When people talk about being able to see the stars when there is no "light pollution," they are not joking.  We had the outside lights off and a small fire to sit around.  We may not have been talking much as we all had our devices in hand, but I was using mine trying to get a good pic of the moon.  Venus was next to it, and Orion was in the vicinity too.  There was another celestial body that MIGHT have been a star, but it seemed to be flickering red.  I don't know what it actually was.  It might have been Mars, but I don't know that for sure anymore.

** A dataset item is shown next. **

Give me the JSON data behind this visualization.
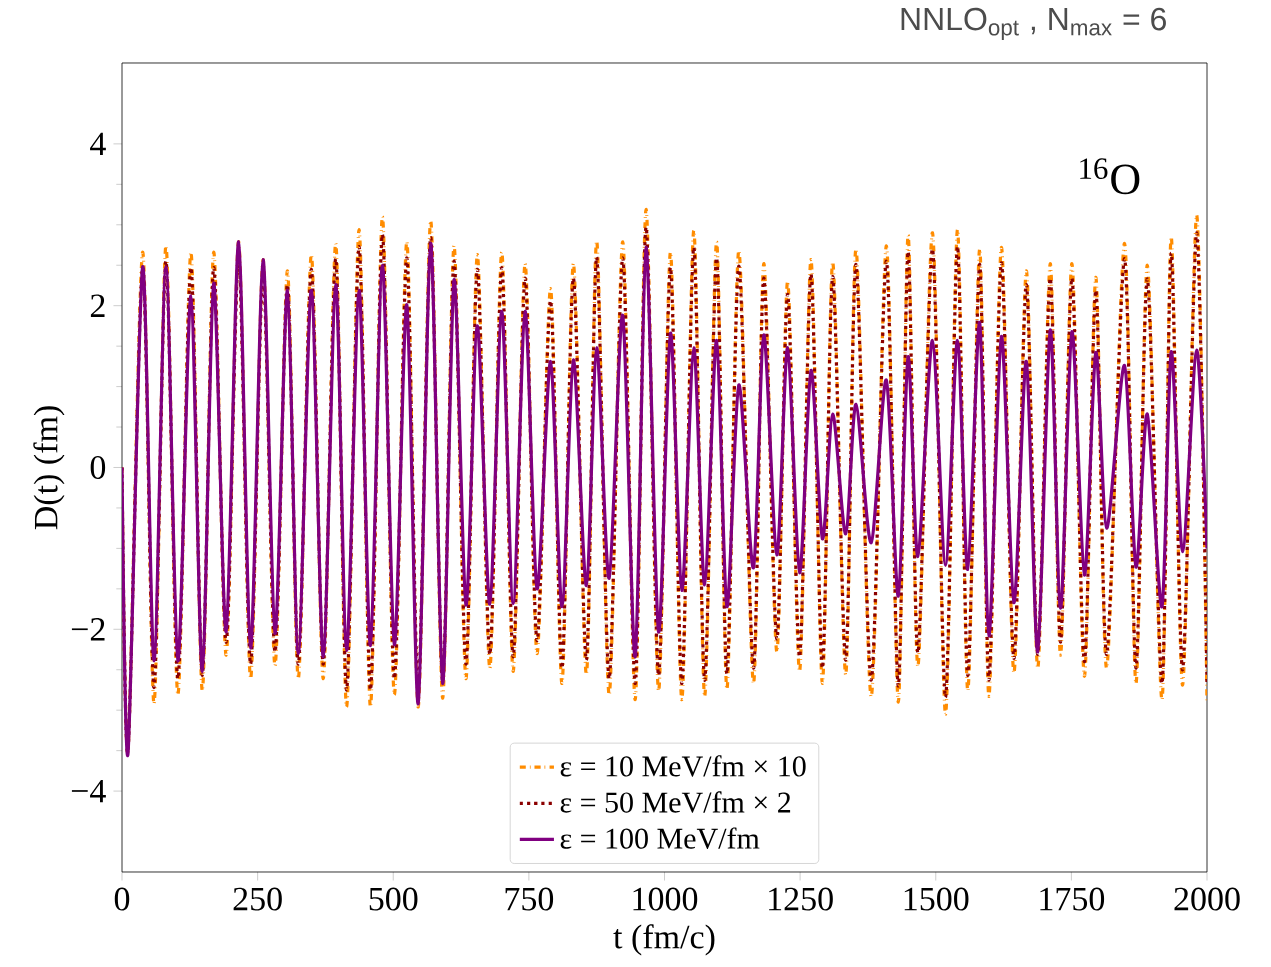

After going back to San Diego, I was exhausted and went to bed.  Saturday I rested and went to evening Mass as I had been.  Nothing was said at the Mass about the attack in Iran.  I didn't find out about it until Sunday morning.  That's not a statement about the attack (I think I made my point in my previous blog), it's a statement about the effects of having the anxiety attack that I had.  Yes, I drove home two plus hours in that state, but truly felt focusing on the road would be best for me at that time, and I did just fine driving.  But I was emotionally exhausted, not physically.  Go figure.  No problems since either.

Class this week was really good.  I finished my weekly reflection AND turned in the first essay (the one I was worried about).  I haven't seen a grade yet for it, but it's off my desk.  That felt pretty good.  There was also a video the professor showed us on a method of dealing with stress and grieving.  It was interesting and something I want to explore a little bit.  The idea of the healing method is to "re-route" and "awaken" synapses in ones brain that may have been damaged by the grief or particular stress.  I don't recall a lot of the details.  I just know that I would like to be able to have some sort of method to not fall into last weekend's situation in Palm Springs.  It's going on too long. And if it can still happen to me WITH the medication I am faithfully taking, then I feel like there may be an external psychological healing method to explore.  I'll let you know how that turns out.

Keep on praying for me.  There are still over 3 months to go.  I've learned some things, but there is more to go.  I am praying for all of you too.